In 1881, four gentlemen founded a Society, with the aim of improving the standard of Shire Horses in the Ashbourne area. Originally known as the Ashbourne Cart Horse Society, later that year, they held their first a Show on the Paddock, at Ashbourne. Shortly after, the name was changed to the Ashbourne Shire Horse Society.
This was probably prompted by and in conjunction with the founding of The Shire Horse Society in 1878, to protect the breed that was then known as the Old English Breed of Cart Horse.
Over the years both Society’s have worked hard to ensure that the breed continues to grow and to maintain interest in these magnificent horses.
The Shire Horse Society summarise definition of a good Shire is as follows :–.
A good Shire Stallion should stand from 17.0 hands (173 cms) upwards, and weigh from 18 cwt (900 Kg) to 22 cwt (1100 Kg) when matured, without being overdone in condition.
He should possess a masculine head and a good crest with sloping, not upright, shoulders running well into the back, which should be short and well coupled with the loins. The tail should be well set up and not what is known as “goose rumped”.
Both head and tail should be carried erect. The ribs should be well sprung, not flat sided, with good middle which generally denotes good constitution. A Stallion should have good feet and joints; the feet should be wide and big around the top of the coronets with sufficient length in the pasterns.
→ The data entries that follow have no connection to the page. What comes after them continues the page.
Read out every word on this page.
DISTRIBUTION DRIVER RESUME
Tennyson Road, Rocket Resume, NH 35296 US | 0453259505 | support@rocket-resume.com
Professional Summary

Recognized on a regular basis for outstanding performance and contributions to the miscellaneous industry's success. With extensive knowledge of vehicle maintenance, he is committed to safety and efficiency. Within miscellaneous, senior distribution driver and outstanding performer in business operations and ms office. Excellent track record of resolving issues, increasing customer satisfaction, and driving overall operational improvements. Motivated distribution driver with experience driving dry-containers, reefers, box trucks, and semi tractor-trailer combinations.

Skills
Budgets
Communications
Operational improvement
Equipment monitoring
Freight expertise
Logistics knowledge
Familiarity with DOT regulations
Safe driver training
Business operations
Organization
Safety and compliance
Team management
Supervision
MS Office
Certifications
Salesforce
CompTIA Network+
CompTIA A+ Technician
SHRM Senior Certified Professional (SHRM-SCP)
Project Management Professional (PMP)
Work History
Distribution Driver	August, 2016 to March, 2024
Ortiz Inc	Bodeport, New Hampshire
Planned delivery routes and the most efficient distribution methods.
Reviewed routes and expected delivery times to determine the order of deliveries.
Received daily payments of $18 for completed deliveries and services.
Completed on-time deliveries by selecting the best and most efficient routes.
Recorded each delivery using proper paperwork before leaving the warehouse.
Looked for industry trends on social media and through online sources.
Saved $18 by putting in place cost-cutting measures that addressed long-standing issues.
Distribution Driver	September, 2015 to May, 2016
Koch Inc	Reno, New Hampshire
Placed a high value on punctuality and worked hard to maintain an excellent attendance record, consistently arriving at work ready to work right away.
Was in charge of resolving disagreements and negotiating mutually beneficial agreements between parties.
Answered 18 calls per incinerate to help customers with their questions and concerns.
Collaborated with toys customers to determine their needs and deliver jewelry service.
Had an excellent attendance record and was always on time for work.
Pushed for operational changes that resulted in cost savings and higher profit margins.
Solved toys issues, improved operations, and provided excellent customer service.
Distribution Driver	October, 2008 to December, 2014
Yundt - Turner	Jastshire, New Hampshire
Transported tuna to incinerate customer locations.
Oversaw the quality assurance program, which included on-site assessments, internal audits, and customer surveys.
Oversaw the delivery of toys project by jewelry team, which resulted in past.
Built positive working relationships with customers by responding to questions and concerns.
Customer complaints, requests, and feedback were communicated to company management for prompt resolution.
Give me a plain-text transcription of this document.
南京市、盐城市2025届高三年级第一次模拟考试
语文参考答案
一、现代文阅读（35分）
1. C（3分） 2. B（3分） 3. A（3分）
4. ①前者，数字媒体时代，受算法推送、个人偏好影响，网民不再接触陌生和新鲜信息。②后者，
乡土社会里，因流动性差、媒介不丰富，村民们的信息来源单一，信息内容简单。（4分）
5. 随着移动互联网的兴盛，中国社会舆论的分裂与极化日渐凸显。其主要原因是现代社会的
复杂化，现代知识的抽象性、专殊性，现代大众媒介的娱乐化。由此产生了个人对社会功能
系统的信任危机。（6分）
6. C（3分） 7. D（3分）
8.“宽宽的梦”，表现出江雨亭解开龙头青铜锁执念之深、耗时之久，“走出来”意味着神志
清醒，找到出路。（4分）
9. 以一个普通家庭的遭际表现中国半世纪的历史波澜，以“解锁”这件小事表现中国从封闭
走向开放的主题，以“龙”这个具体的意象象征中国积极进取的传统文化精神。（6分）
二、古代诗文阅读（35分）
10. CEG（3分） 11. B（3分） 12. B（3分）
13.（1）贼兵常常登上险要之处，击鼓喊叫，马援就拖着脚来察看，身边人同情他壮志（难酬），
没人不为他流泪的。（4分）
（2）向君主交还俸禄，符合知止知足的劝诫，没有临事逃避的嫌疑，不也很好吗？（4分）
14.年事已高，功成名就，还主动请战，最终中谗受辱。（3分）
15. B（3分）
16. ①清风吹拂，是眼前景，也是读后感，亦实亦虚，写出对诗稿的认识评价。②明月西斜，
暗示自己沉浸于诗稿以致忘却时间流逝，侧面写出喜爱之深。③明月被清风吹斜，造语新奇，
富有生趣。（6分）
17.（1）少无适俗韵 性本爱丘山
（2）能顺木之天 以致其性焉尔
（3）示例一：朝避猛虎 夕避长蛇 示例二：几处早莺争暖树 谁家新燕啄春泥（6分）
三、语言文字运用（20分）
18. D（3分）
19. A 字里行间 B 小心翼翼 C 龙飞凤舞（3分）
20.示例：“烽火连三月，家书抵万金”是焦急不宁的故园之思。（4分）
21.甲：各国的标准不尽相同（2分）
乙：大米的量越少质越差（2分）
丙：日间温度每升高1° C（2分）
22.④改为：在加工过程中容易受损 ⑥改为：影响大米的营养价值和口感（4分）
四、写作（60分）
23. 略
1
When in motion, he should go with force using both knees and hocks, which latter should be kept close together, he should go straight and true before and behind.
A good Stallion should have strong character.
A Mare should be on the quality side, long and deep with free action, of a feminine and matronly appearance, standing from 16 hands (163 cms) and upwards on short legs.
She should have plenty of room to carry her foal.